You should adapt your community outreach to the personality of a review community. For example, some restaurants try to court the Yelp community by offering party nights for Yelp members. That has a chance of working because Yelp’s MFCs are young and socially active. But the same tactic would be unlikely to work on TripAdvisor, which has less of a social aspect, and whose members are much less concentrated in any particular region. Special offers for community members, and sponsoring the sites, can be ways to show that you care without giving people the feeling that you’re trying to control the online discussion.
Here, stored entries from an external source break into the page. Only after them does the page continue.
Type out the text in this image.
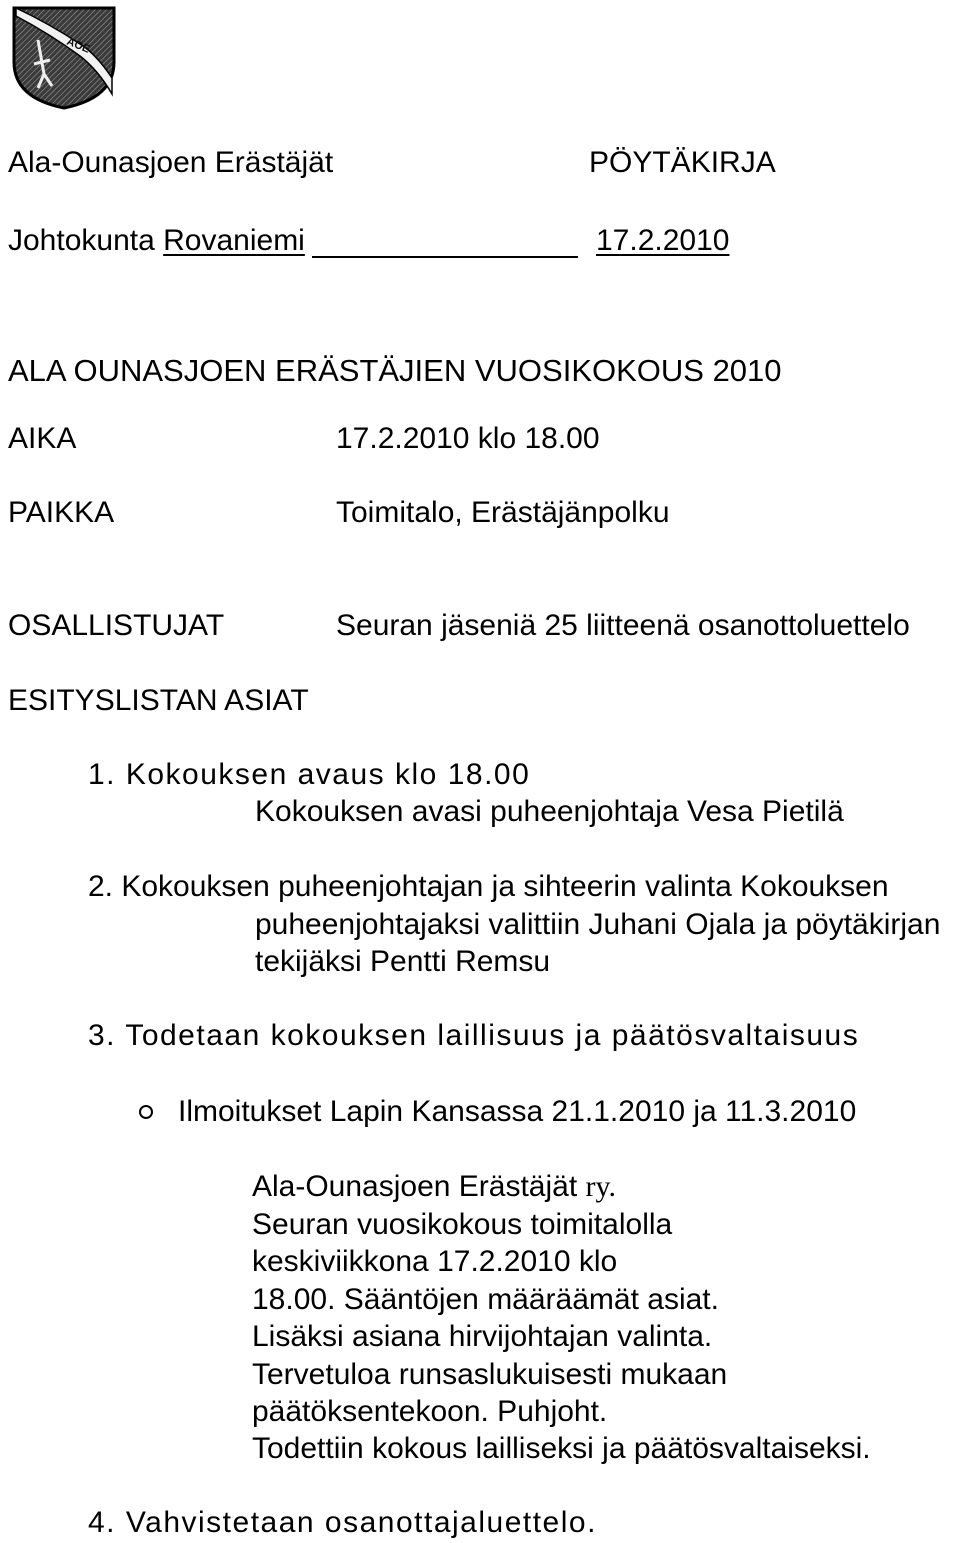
AOE
Ala-Ounasjoen Erästäjät	PÖYTÄKIRJA
Johtokunta Rovaniemi	17.2.2010
ALA OUNASJOEN ERÄSTÄJIEN VUOSIKOKOUS 2010
AIKA	17.2.2010 klo 18.00
PAIKKA	Toimitalo, Erästäjänpolku
OSALLISTUJAT	Seuran jäseniä 25 liitteenä osanottoluettelo
ESITYSLISTAN ASIAT
1. Kokouksen avaus klo 18.00
Kokouksen avasi puheenjohtaja Vesa Pietilä
2. Kokouksen puheenjohtajan ja sihteerin valinta Kokouksen
puheenjohtajaksi valittiin Juhani Ojala ja pöytäkirjan
tekijäksi Pentti Remsu
3. Todetaan kokouksen laillisuus ja päätösvaltaisuus
Ilmoitukset Lapin Kansassa 21.1.2010 ja 11.3.2010
Ala-Ounasjoen Erästäjät ry.
Seuran vuosikokous toimitalolla
keskiviikkona 17.2.2010 klo
18.00. Sääntöjen määräämät asiat.
Lisäksi asiana hirvijohtajan valinta.
Tervetuloa runsaslukuisesti mukaan
päätöksentekoon. Puhjoht.
Todettiin kokous lailliseksi ja päätösvaltaiseksi.
4. Vahvistetaan osanottajaluettelo.
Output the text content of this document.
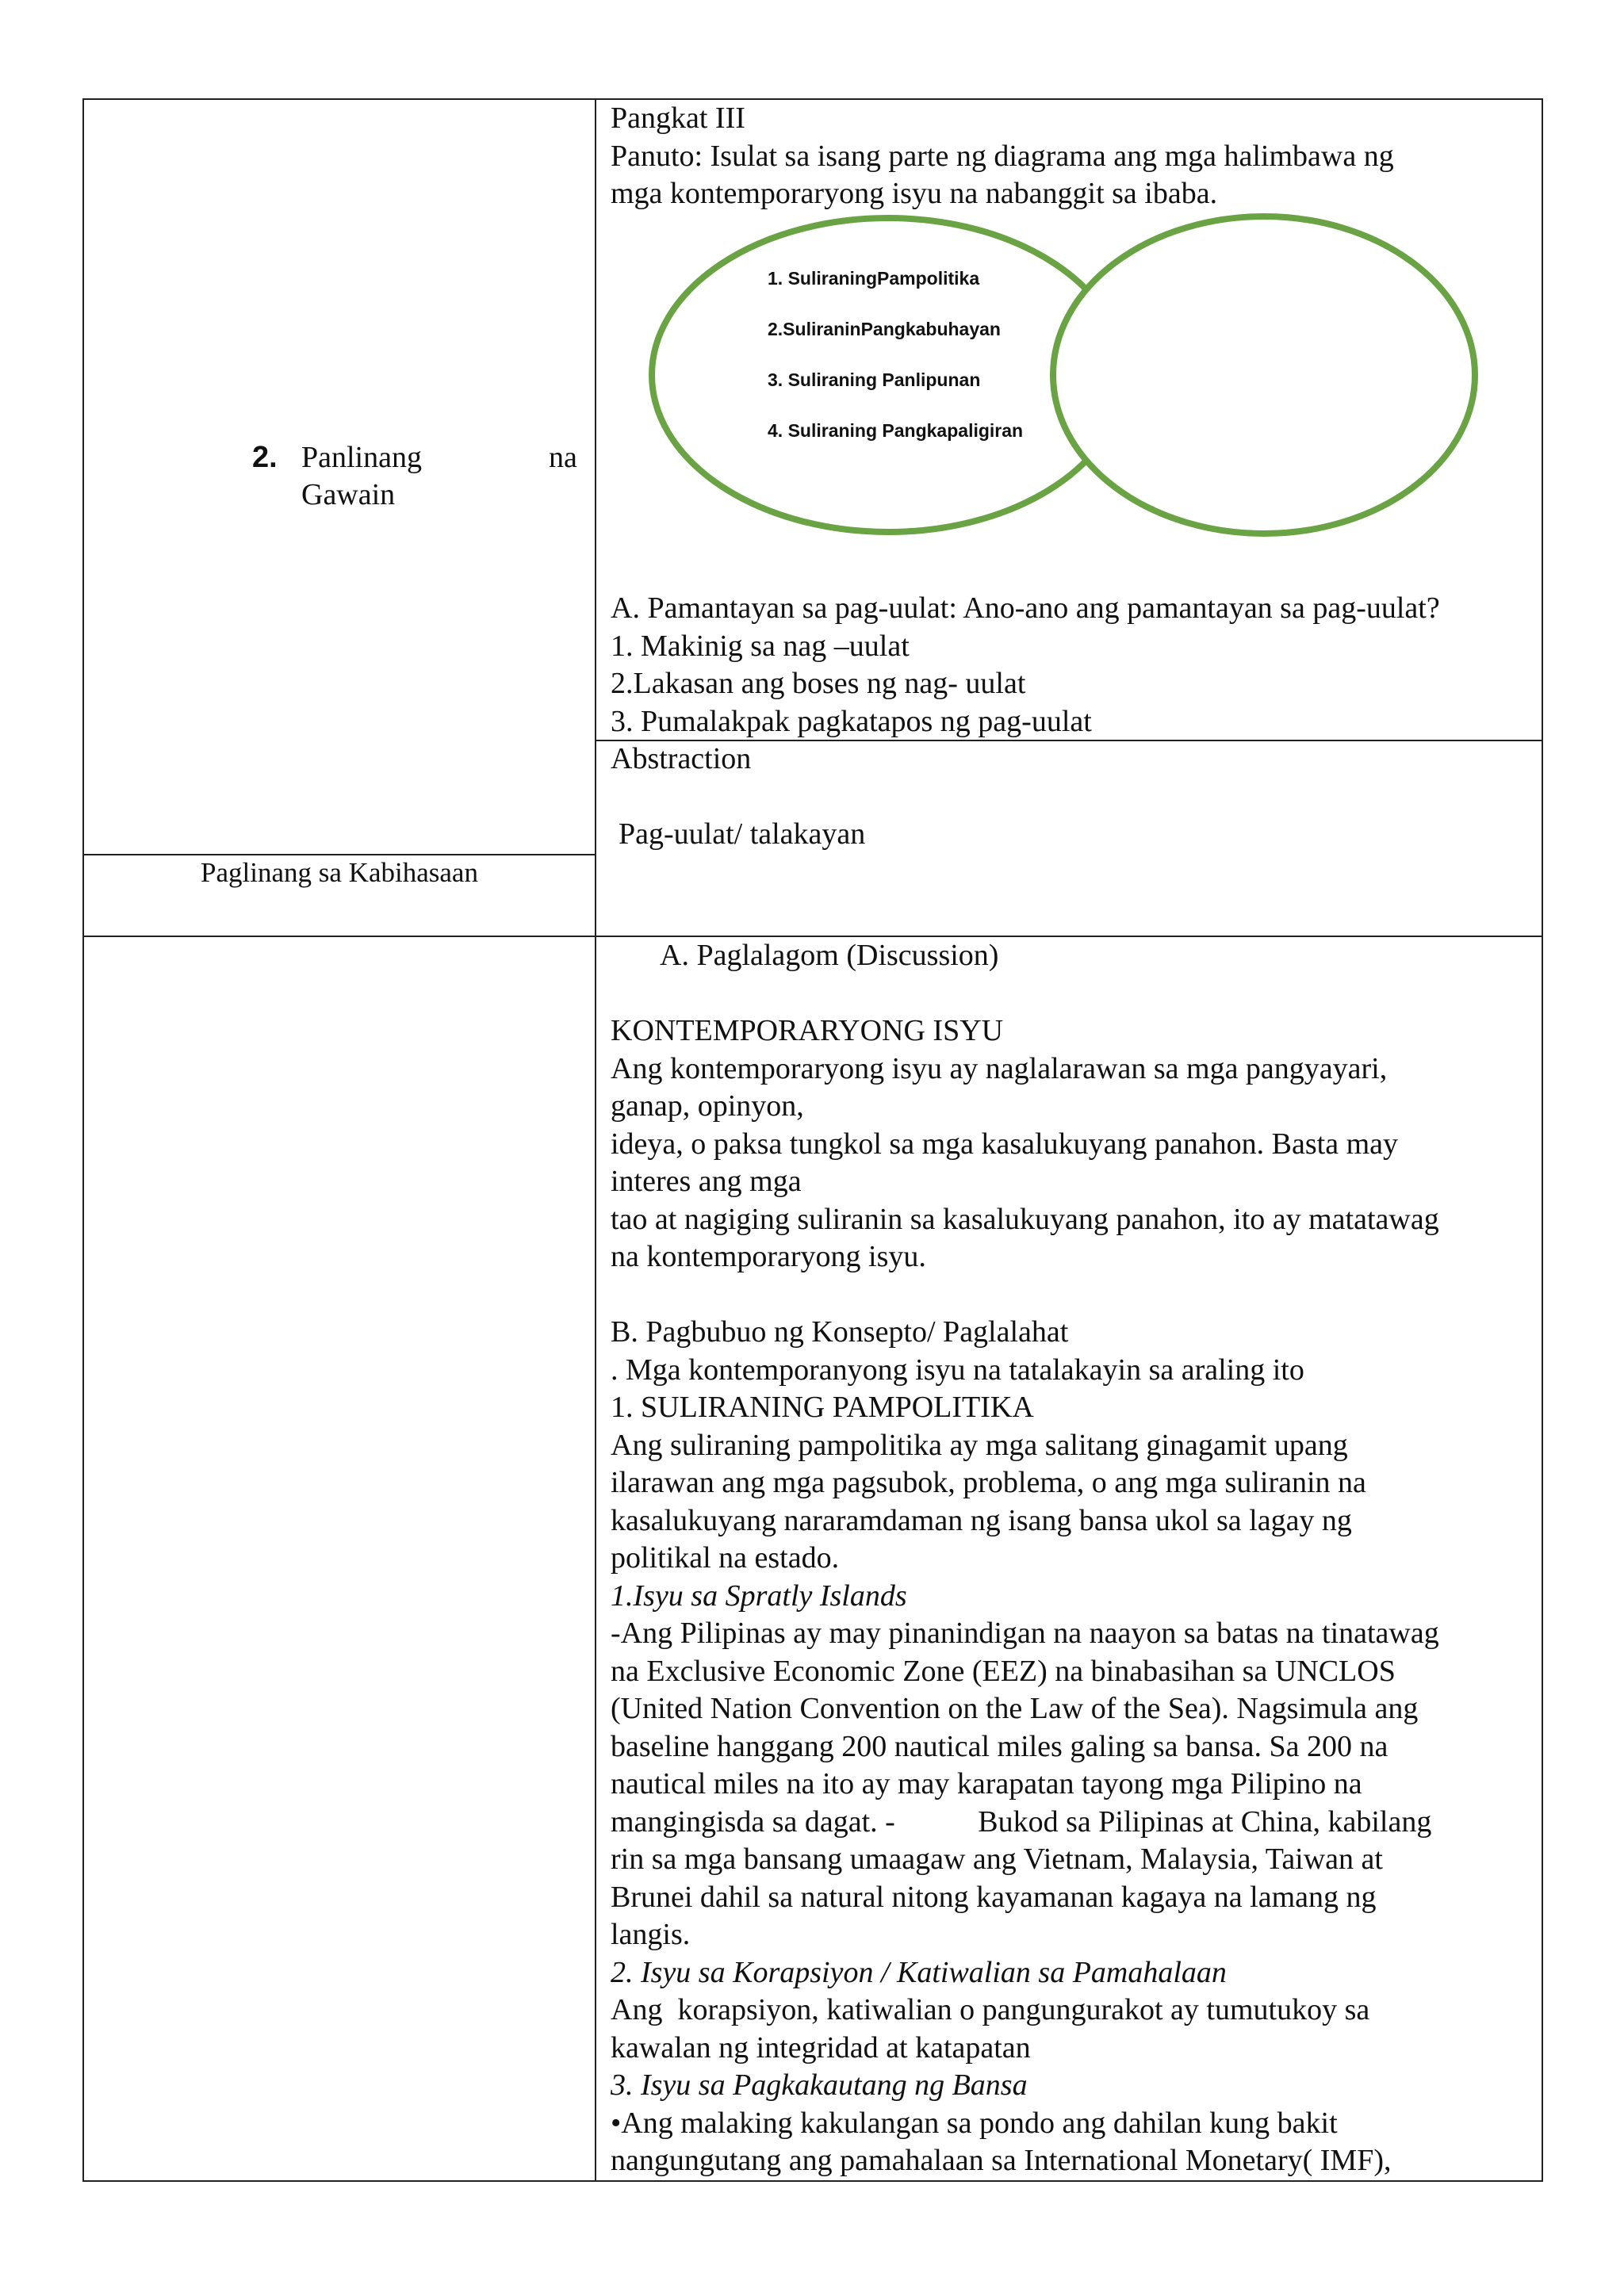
2. Panlinang	na
Gawain
Paglinang sa Kabihasaan

Pangkat III

Panuto: Isulat sa isang parte ng diagrama ang mga halimbawa ng

mga kontemporaryong isyu na nabanggit sa ibaba.

1. SuliraningPampolitika
2.SuliraninPangkabuhayan
3. Suliraning Panlipunan
4. Suliraning Pangkapaligiran

A. Pamantayan sa pag-uulat: Ano-ano ang pamantayan sa pag-uulat?

1. Makinig sa nag –uulat

2.Lakasan ang boses ng nag- uulat

3. Pumalakpak pagkatapos ng pag-uulat

Abstraction

Pag-uulat/ talakayan

A. Paglalagom (Discussion)

KONTEMPORARYONG ISYU

Ang kontemporaryong isyu ay naglalarawan sa mga pangyayari,

ganap, opinyon,

ideya, o paksa tungkol sa mga kasalukuyang panahon. Basta may

interes ang mga

tao at nagiging suliranin sa kasalukuyang panahon, ito ay matatawag

na kontemporaryong isyu.

B. Pagbubuo ng Konsepto/ Paglalahat

. Mga kontemporanyong isyu na tatalakayin sa araling ito

1. SULIRANING PAMPOLITIKA

Ang suliraning pampolitika ay mga salitang ginagamit upang

ilarawan ang mga pagsubok, problema, o ang mga suliranin na

kasalukuyang nararamdaman ng isang bansa ukol sa lagay ng

politikal na estado.

1.Isyu sa Spratly Islands

-Ang Pilipinas ay may pinanindigan na naayon sa batas na tinatawag

na Exclusive Economic Zone (EEZ) na binabasihan sa UNCLOS

(United Nation Convention on the Law of the Sea). Nagsimula ang

baseline hanggang 200 nautical miles galing sa bansa. Sa 200 na

nautical miles na ito ay may karapatan tayong mga Pilipino na

mangingisda sa dagat. -           Bukod sa Pilipinas at China, kabilang

rin sa mga bansang umaagaw ang Vietnam, Malaysia, Taiwan at

Brunei dahil sa natural nitong kayamanan kagaya na lamang ng

langis.

2. Isyu sa Korapsiyon / Katiwalian sa Pamahalaan

Ang  korapsiyon, katiwalian o pangungurakot ay tumutukoy sa

kawalan ng integridad at katapatan

3. Isyu sa Pagkakautang ng Bansa

•Ang malaking kakulangan sa pondo ang dahilan kung bakit

nangungutang ang pamahalaan sa International Monetary( IMF),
What not to do with MFCs: Product design. MFCs are not normal users. The demographics and behavior of people who write a lot of reviews and comments are often radically different from the people who read and rely on those reviews. So although it’s important to take good care of the MFCs, designing products with them in mind is very risky, because they are not a good proxy for the typical customer. You may get great reviews and a quick burst of sales, but if the users aren’t satisfied your sales will eventually drop off. We’ve seen this happen frequently with technology products; a high tech device that pleases the average online reviewer is often too complex and expensive for the average user. When designing a product, it’s much better to use traditional market research methods to get the reactions of average users, rather than just asking for feedback online.

This also means it’s important to explain to online communities exactly who you’re targeting with a new product or service. If you tell them it’s designed for a user who’s different from them, they’ll usually take that into account in their reviews. This is one more reason why it’s important to have a good ongoing dialog with the community sites in your category.

(Note: This post was co-authored with my team at Rubicon and represents all of our points of view; we all of us had a ton of diverse experiences in online community and what it means to companies.)